Krog, a former NDP MLA for Nanaimo who handily won the mayorship in 2018, said Tuesday he wants to carry on the work of last term’s relatively peaceful council.
“I have worked with a very good council. I have not faced the challenges that my predecessor Bill McKay did. He faced some tough council members and some behaviours that gave this city a pretty unenviable reputation,” said Krog. “This council has worked well together. I’m proud of what the city’s accomplished in the last four years.”
Krog said that’s been evident in that there have been zero complaints made to the ombudsman in the last quarter. He also touted this council’s work on green-lighting building permits, saying $319 million in permits have been issued this year alone.

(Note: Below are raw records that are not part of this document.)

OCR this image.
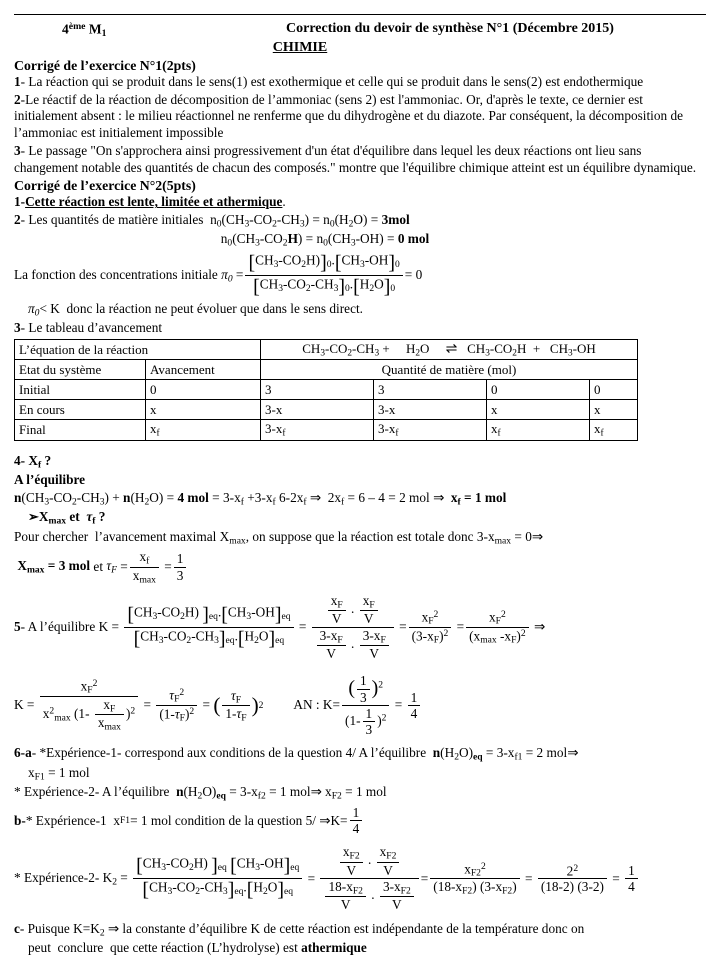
4ème $M_1$	Correction du devoir de synthèse N°1 (Décembre 2015)
CHIMIE
Corrigé de l’exercice N°1(2pts)

1- La réaction qui se produit dans le sens(1) est exothermique et celle qui se produit dans le sens(2) est endothermique

2-Le réactif de la réaction de décomposition de l’ammoniac (sens 2) est l'ammoniac. Or, d'après le texte, ce dernier est initialement absent : le milieu réactionnel ne renferme que du dihydrogène et du diazote. Par conséquent, la décomposition de l’ammoniac est initialement impossible

3- Le passage "On s'approchera ainsi progressivement d'un état d'équilibre dans lequel les deux réactions ont lieu sans changement notable des quantités de chacun des composés." montre que l'équilibre chimique atteint est un équilibre dynamique.

Corrigé de l’exercice N°2(5pts)

1-Cette réaction est lente, limitée et athermique.

2- Les quantités de matière initiales  $n_0(CH_3-CO_2-CH_3) = n_0(H_2O) = 3mol$

$n_0(CH_3-CO_2H) = n_0(CH_3-OH) = 0$ mol

La fonction des concentrations initiale
$\pi_0 = \frac{[CH_3-CO_2H)]_0.[CH_3-OH]_0}{[CH_3-CO_2-CH_3]_0.[H_2O]_0} = 0$

$\pi_0< K$  donc la réaction ne peut évoluer que dans le sens direct.

3- Le tableau d’avancement

L’équation de la réaction		$CH_3-CO_2-CH_3$ +     $H_2O$     ⇌   $CH_3-CO_2H + CH_3-OH$			
Etat du système	Avancement	Quantité de matière (mol)			
Initial	0	3	3	0	0
En cours	x	3-x	3-x	x	x
Final	$x_f$	$3-x_f$	$3-x_f$	$x_f$	$x_f$

4- $X_f$ ?

A l’équilibre

$n(CH_3-CO_2-CH_3) + n(H_2O) = 4$ mol = $3-x_f +3-x_f$ $6-2x_f$ ⇒  $2x_f = 6 - 4 = 2$ mol ⇒ $x_f = 1$ mol

$➢X_{max}$ et  $\tau_f$ ?

Pour chercher  l’avancement maximal $X_{max}$, on suppose que la réaction est totale donc $3-x_{max}$ = 0⇒

$X_{max} = 3$ mol
et
$\tau_F = \frac{x_f}{x_{max}} = \frac{1}{3}$
5 - A l’équilibre K =
$\frac{[CH_3-CO_2H) ]_{eq}.[CH_3-OH]_{eq}}{[CH_3-CO_2-CH_3]_{eq}.[H_2O]_{eq}} = \frac{\frac{x_F}{V} . \frac{x_F}{V}}{\frac{3-x_F}{V} . \frac{3-x_F}{V}} = \frac{x_F^2}{(3-x_F)^2} = \frac{x_F^2}{(x_{max} -x_F)^2}$
⇒
K =
$\frac{x_F^2}{x^2_{max} (1- \frac{x_F}{x_{max}} )^2} = \frac{\tau_F^2}{(1-\tau_F)^2}$ = ( $\frac{\tau_F}{1-\tau_F}$ ) 2
AN : $K= \frac{( \frac{1}{3} )^2}{(1- \frac{1}{3} )^2} = \frac{1}{4}$

6-a- *Expérience-1- correspond aux conditions de la question 4/ A l’équilibre  $n(H_2O)_{eq} = 3-x_{f1} = 2$ mol⇒

$x_{F1} = 1$ mol

* Expérience-2- A l’équilibre  $n(H_2O)_{eq} = 3-x_{f2} = 1$ mol⇒ $x_{F2} = 1$ mol

b- * Expérience-1  x F1 = 1 mol condition de la question 5/ ⇒ $K= \frac{1}{4}$
* Expérience-2- $K_2$ =
$\frac{[CH_3-CO_2H) ]_{eq} [CH_3-OH]_{eq}}{[CH_3-CO_2-CH_3]_{eq}.[H_2O]_{eq}} = \frac{\frac{x_{F2}}{V} . \frac{x_{F2}}{V}}{\frac{18-x_{F2}}{V} . \frac{3-x_{F2}}{V}} = \frac{x_{F2}^2}{(18-x_{F2}) (3-x_{F2})} = \frac{2^2}{(18-2) (3-2)} = \frac{1}{4}$

c- Puisque $K=K_2$ ⇒ la constante d’équilibre K de cette réaction est indépendante de la température donc on

peut  conclure  que cette réaction (L’hydrolyse) est athermique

“If we issued not another nickel in building permits, that would be the second-biggest year in Nanaimo’s history,” he said.
Krog acknowledged the difficulty in facing the city’s addictions and mental health crises, an issue he says is “on the lips of every voter” he talks to, and said the city is doing what it can at the municipal level including hiring 15 new police officers over five years and approving the addition of 12 community safety officers at a council meeting Monday night.
He cited the recent high-profile attack by a prolific offender, who was experiencing a mental health issue, on a pregnant woman in downtown Nanaimo as a “heartbreaking” example of the downtown area’s “dire state,” and once again called for the opening of involuntary care facilities for such people.
“I have argued for this over and over again. The lack of secure facilities involving involuntary care for some of our citizens, we cannot continue to let people live and literally die in our streets or commit acts which in any other circumstance would not be brushed off as simply a mental health issue, would be treated as criminality,” he said.
Krog said if he’s re-elected, he wants to continue work on a potential waterfront walkway extension to Departure Bay, a new Nanaimo operations centre to replace “entirely inadequate” Public Works facilities and making the city more welcoming and accessible to attract more physicians to address the province’s doctor shortage.
Nominations for Nanaimo mayor and council are now open and will close on Sept. 9 at 4 p.m. No other candidates have come forward to run against Krog for the mayor’s seat.